En 1916, à Chardstock, il peint une toile L'étranger, qui avec celles de Servaes prélude à l'expressionnisme flamand, en 1917, une toile La moisson dans le Devonshire, dont le sujet est à peine perceptible, dans une flambée de couleurs éclatantes qui annoncent la peinture informelle.
En 1918, après plusieurs années passées en Angleterre, il rentre en Belgique et séjourne quelque temps à Anvers avant de résider à Ostende où il reprend contact avec ses amis Gustave de Smet, Frits van den Berghe et Paul-Gustave van Hecke, et en 1920, il expose à Bruxelles.
Il entre en 1921 dans une période d'intense création et met en scène la mer et la vie des pêcheurs qu'il expose à Anvers et à Paris. Ses amis Frits van den Berghe et Gustave de Smet séjournent chez lui en 1922.

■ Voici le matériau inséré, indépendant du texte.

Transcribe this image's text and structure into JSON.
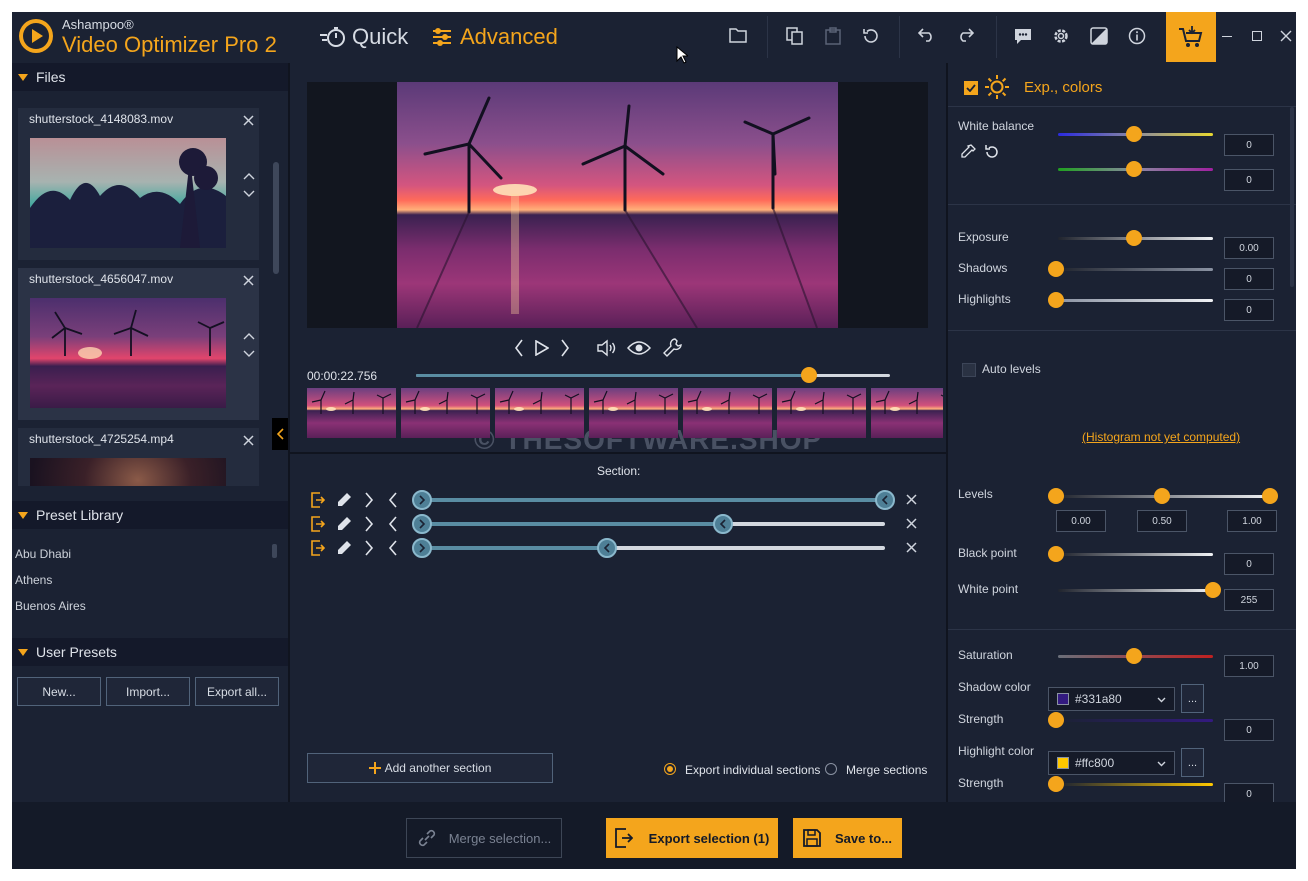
{
  "app": {
    "brand": "Ashampoo®",
    "name": "Video Optimizer Pro 2"
  },
  "modes": {
    "quick": "Quick",
    "advanced": "Advanced"
  },
  "files": {
    "header": "Files",
    "items": [
      {
        "name": "shutterstock_4148083.mov"
      },
      {
        "name": "shutterstock_4656047.mov"
      },
      {
        "name": "shutterstock_4725254.mp4"
      }
    ]
  },
  "presets": {
    "header": "Preset Library",
    "items": [
      "Abu Dhabi",
      "Athens",
      "Buenos Aires"
    ]
  },
  "user_presets": {
    "header": "User Presets",
    "new": "New...",
    "import": "Import...",
    "export": "Export all..."
  },
  "player": {
    "time": "00:00:22.756",
    "progress": 0.83
  },
  "watermark": "© THESOFTWARE.SHOP",
  "section": {
    "label": "Section:",
    "rows": [
      {
        "start": 0.0,
        "end": 1.0
      },
      {
        "start": 0.0,
        "end": 0.65
      },
      {
        "start": 0.0,
        "end": 0.4
      }
    ],
    "add_button": "Add another section",
    "export_individual": "Export individual sections",
    "merge_sections": "Merge sections"
  },
  "bottom": {
    "merge": "Merge selection...",
    "export": "Export selection (1)",
    "save": "Save to..."
  },
  "right": {
    "title": "Exp., colors",
    "white_balance": "White balance",
    "wb1": "0",
    "wb2": "0",
    "exposure": "Exposure",
    "exposure_val": "0.00",
    "shadows": "Shadows",
    "shadows_val": "0",
    "highlights": "Highlights",
    "highlights_val": "0",
    "auto_levels": "Auto levels",
    "histogram": "(Histogram not yet computed)",
    "levels": "Levels",
    "levels_low": "0.00",
    "levels_mid": "0.50",
    "levels_high": "1.00",
    "black_point": "Black point",
    "black_point_val": "0",
    "white_point": "White point",
    "white_point_val": "255",
    "saturation": "Saturation",
    "saturation_val": "1.00",
    "shadow_color": "Shadow color",
    "shadow_color_val": "#331a80",
    "strength": "Strength",
    "strength1_val": "0",
    "highlight_color": "Highlight color",
    "highlight_color_val": "#ffc800",
    "strength2_val": "0",
    "more": "..."
  },
  "colors": {
    "accent": "#f4a51c",
    "shadow_swatch": "#331a80",
    "highlight_swatch": "#ffc800"
  }
}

En 1925, il devient membre de L'art contemporain d'Anvers, et fait un voyage d'agrément d'environ trois mois en 1925-26 qui le mène à Vevey en Suisse où il brosse quelques paysages en guise de souvenir.
Son ami Frits van den Berghe peint en 1928 La statue qui chante, Le beau mariage et Arbre.

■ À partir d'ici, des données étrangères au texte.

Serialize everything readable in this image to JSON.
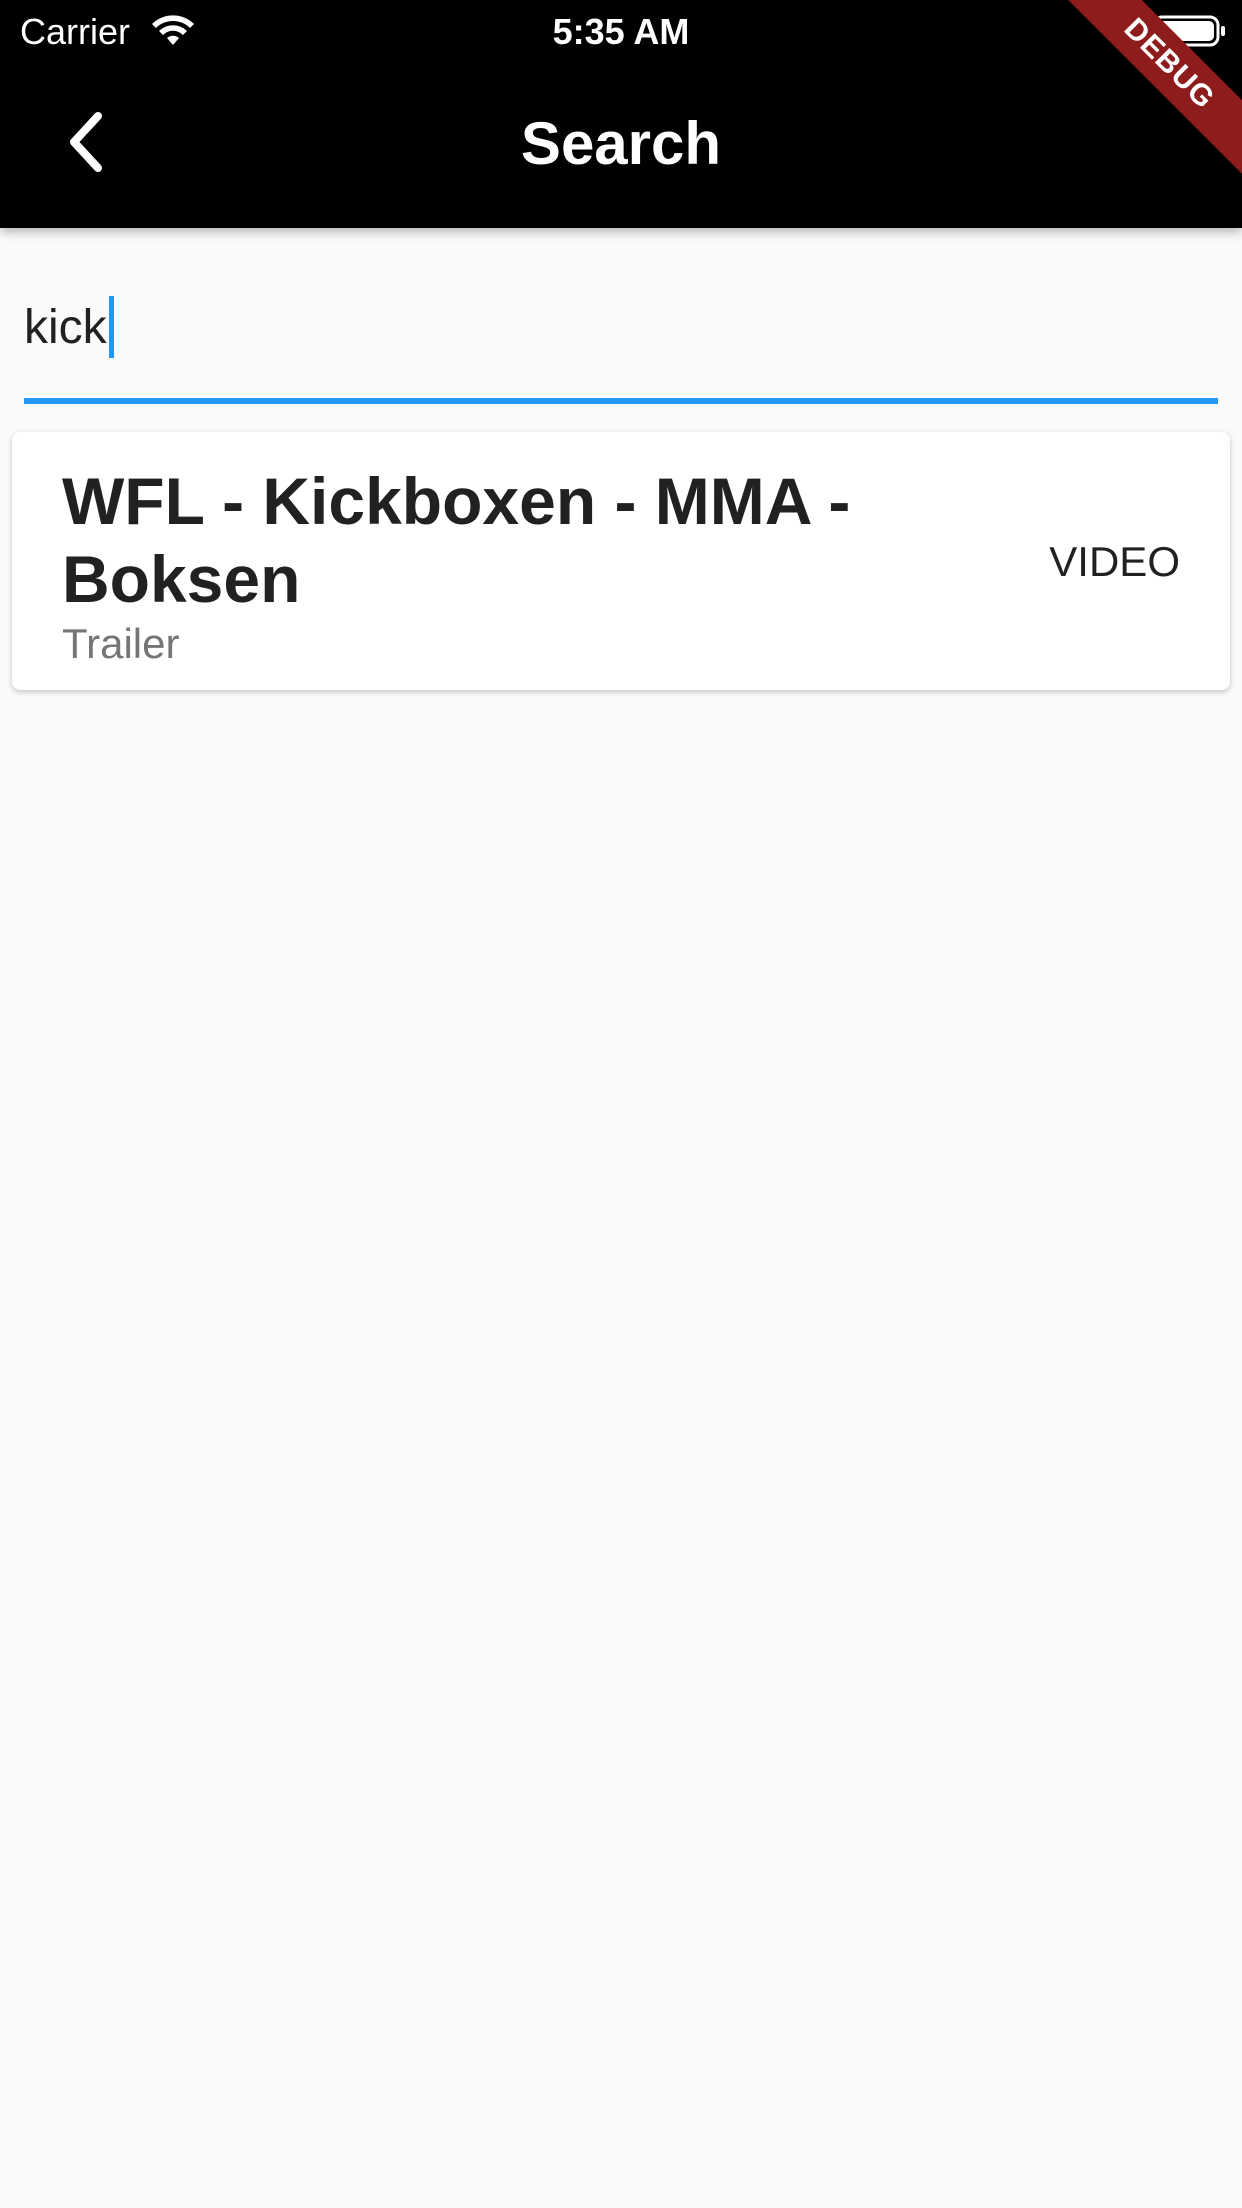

Il se fait construire en 1929, à Jabbeke, une grande maison comportant plusieurs ateliers, et appelée De Vier Winden[4]. Il l'occupera en 1930 et met dorénavant en scène le monde agricole. Il peint alors son chef-d'œuvre Paysanne. Cette même année, il bénéficie d'une exposition rétrospective à Bruxelles.
En 1936, il aborde la sculpture, et modèle en terre glaise une figure de grandes dimensions, Marie-Lou, et taille dans le bois dur un Autoportrait.

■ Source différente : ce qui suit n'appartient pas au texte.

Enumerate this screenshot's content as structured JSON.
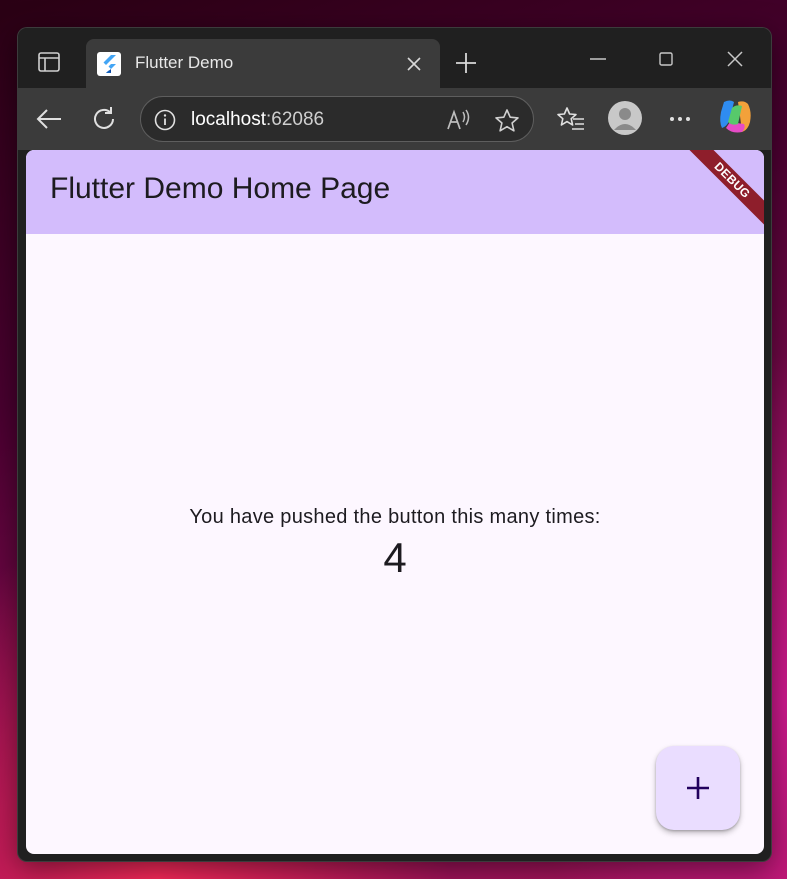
{
  "browser": {
    "tab": {
      "title": "Flutter Demo"
    },
    "address": {
      "host": "localhost",
      "port": ":62086"
    }
  },
  "app": {
    "title": "Flutter Demo Home Page",
    "debug_banner": "DEBUG",
    "counter_label": "You have pushed the button this many times:",
    "counter_value": "4"
  },
  "colors": {
    "appbar": "#d3bcfc",
    "page_background": "#fdf7ff",
    "fab": "#eaddff",
    "debug_banner": "#8e1e2b"
  },
  "icons": {
    "sidebar": "sidebar-panel-icon",
    "favicon": "flutter-logo-icon",
    "tab_close": "close-icon",
    "new_tab": "plus-icon",
    "minimize": "minimize-icon",
    "maximize": "maximize-icon",
    "close": "close-icon",
    "back": "arrow-left-icon",
    "refresh": "refresh-icon",
    "site_info": "info-icon",
    "read_aloud": "read-aloud-icon",
    "favorite": "star-icon",
    "favorites": "favorites-list-icon",
    "profile": "avatar-icon",
    "more": "more-dots-icon",
    "copilot": "copilot-icon",
    "fab": "plus-icon"
  }
}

Au cours de la Seconde Guerre mondiale, il est perçu comme artiste dégénéré par le régime nazi et a l'interdiction de peindre. Son fils Paul est envoyé en Allemagne dans le cadre du STO.
En 1943, il réalise une sculpture pour la tombe de son ami Gustave de Smet au cimetière communal de Deurle. En 1948, c'est sa femme qui meurt et en souvenir d'elle, il peint un tableau intitulé L'adieu, puis en 1949, il sculpte un Nu couché pour sa tombe de sa femme. Lui-même, malade, est soigné par sa fille.
En 1947-48, il a une exposition rétrospective à Paris.
En 1951, il voyage en Bretagne et peint plusieurs Paysage de Bretagne.
Il meurt à Ostende en 1952 et est inhumé à Jabbeke. Une sculpture de George Minne est placée sur sa tombe.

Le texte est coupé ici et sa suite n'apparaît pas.